23andMe / yhaplo

Identifying Y-chromosome haplogroups in arbitrarily large samples of sequenced or genotyped men
Other
103 stars 24 forks source link

csv.Error: field larger than field limit (131072) #11

Closed rozaimirazali closed 5 years ago

rozaimirazali commented 5 years ago

My command:

callHaplogroups.py --input QGP_MALE_onlyGT.vcf.gz --ancDerCounts --haplogroupPaths --derSNPs --derSNPsDetail --ancSNPs --ancSNPsDetail

tail of the error message:

Writing trees...

Wrote tree with YCC labels: output/y.tree.ycc.2016.01.04.nwk

Wrote tree with representative-SNP labels: output/y.tree.hgSNP.2016.01.04.nwk

Wrote aligned tree with YCC labels: output/y.tree.aligned.ycc.2016.01.04.nwk

Wrote aligned tree with representative-SNP labels: output/y.tree.aligned.hgSNP.2016.01.04.nwk

Traceback (most recent call last): File "/gpfs/home/rmohamadrazali/software/yhaplo-master/callHaplogroups.py", line 45, in callHaplogroups() File "/gpfs/home/rmohamadrazali/software/yhaplo-master/callHaplogroups.py", line 24, in callHaplogroups Sample.callHaplogroups(config, tree) File "/gpfs/home/rmohamadrazali/software/yhaplo-master/sample.py", line 297, in callHaplogroups Sample.runFromVCF() File "/gpfs/home/rmohamadrazali/software/yhaplo-master/sample.py", line 399, in runFromVCF Sample.loadDataFromVCF() File "/gpfs/home/rmohamadrazali/software/yhaplo-master/sample.py", line 414, in loadDataFromVCF Sample.setSampleListFromVCFheader(vcfReader) File "/gpfs/home/rmohamadrazali/software/yhaplo-master/sample.py", line 448, in setSampleListFromVCFheader for lineList in vcfReader: _csv.Error: field larger than field limit (131072)

Why is it thinking that the input file is a csv file instead of vcf?

dpoznik commented 5 years ago

Thanks for bringing this to my attention.
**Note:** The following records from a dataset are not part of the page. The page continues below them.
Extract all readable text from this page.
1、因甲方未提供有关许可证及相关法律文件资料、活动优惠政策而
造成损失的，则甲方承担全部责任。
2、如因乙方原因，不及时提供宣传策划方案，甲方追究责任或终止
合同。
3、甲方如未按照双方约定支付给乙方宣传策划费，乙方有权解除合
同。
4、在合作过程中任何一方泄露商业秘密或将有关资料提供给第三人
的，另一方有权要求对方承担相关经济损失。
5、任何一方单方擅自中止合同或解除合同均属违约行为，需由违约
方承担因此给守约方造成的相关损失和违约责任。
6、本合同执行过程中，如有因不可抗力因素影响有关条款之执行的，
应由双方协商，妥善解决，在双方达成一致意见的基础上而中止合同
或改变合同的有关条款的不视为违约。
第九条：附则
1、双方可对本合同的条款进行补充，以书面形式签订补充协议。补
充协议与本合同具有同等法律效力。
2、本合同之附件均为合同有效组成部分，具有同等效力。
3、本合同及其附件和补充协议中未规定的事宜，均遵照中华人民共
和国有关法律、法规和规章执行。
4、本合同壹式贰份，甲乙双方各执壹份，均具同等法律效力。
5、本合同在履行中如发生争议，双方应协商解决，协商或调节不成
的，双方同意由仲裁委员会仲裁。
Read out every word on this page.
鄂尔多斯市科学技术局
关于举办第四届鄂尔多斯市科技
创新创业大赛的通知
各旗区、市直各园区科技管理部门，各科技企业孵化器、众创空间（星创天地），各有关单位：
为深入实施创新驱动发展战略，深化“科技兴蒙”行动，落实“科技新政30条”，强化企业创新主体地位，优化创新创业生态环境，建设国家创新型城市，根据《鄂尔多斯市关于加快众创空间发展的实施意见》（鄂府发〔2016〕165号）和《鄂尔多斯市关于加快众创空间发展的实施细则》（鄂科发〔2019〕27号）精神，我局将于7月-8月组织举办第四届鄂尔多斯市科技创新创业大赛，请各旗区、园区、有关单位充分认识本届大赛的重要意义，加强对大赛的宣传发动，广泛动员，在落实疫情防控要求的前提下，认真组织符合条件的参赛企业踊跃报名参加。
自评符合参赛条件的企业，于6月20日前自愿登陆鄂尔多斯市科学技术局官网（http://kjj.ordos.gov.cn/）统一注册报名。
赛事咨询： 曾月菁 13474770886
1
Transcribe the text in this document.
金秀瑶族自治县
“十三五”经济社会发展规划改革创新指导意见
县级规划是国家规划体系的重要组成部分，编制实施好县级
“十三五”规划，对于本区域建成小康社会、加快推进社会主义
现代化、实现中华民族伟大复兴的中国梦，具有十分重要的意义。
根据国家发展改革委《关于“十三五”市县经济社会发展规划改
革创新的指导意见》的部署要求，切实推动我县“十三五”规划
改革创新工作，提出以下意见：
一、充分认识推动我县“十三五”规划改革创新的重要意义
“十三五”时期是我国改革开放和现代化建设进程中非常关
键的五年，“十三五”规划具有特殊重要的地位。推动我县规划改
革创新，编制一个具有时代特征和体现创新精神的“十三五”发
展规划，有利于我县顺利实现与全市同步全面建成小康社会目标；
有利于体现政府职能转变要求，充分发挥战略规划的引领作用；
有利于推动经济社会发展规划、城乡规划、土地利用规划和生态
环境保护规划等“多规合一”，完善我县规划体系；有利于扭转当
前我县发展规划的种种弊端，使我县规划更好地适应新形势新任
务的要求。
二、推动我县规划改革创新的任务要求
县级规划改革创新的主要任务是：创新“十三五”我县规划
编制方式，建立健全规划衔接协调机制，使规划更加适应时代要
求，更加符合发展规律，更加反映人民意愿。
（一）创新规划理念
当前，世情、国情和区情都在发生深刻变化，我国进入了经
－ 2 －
It looks like you have a very long line in the header of your VCF, and this is breaking csv.reader. Can you confirm that stripping out the header works as a temporary solution?

file_label=QGP_MALE_onlyGT
zcat ${file_label}.vcf.gz | grep -v '^##' > ${file_label}.no_header.vcf
callHaplogroups.py --input ${file_label}.no_header.vcf --ancDerCounts --haplogroupPaths --derSNPs --derSNPsDetail --ancSNPs --ancSNPsDetail

Assuming so, I'll patch yhaplo to make it robust to this situation.

Thanks!

dpoznik commented 5 years ago

I've just pushed a fix to support VCF files with very long metadata lines. Please try running the updated version of yhaplo on your original file, and let me know how it goes?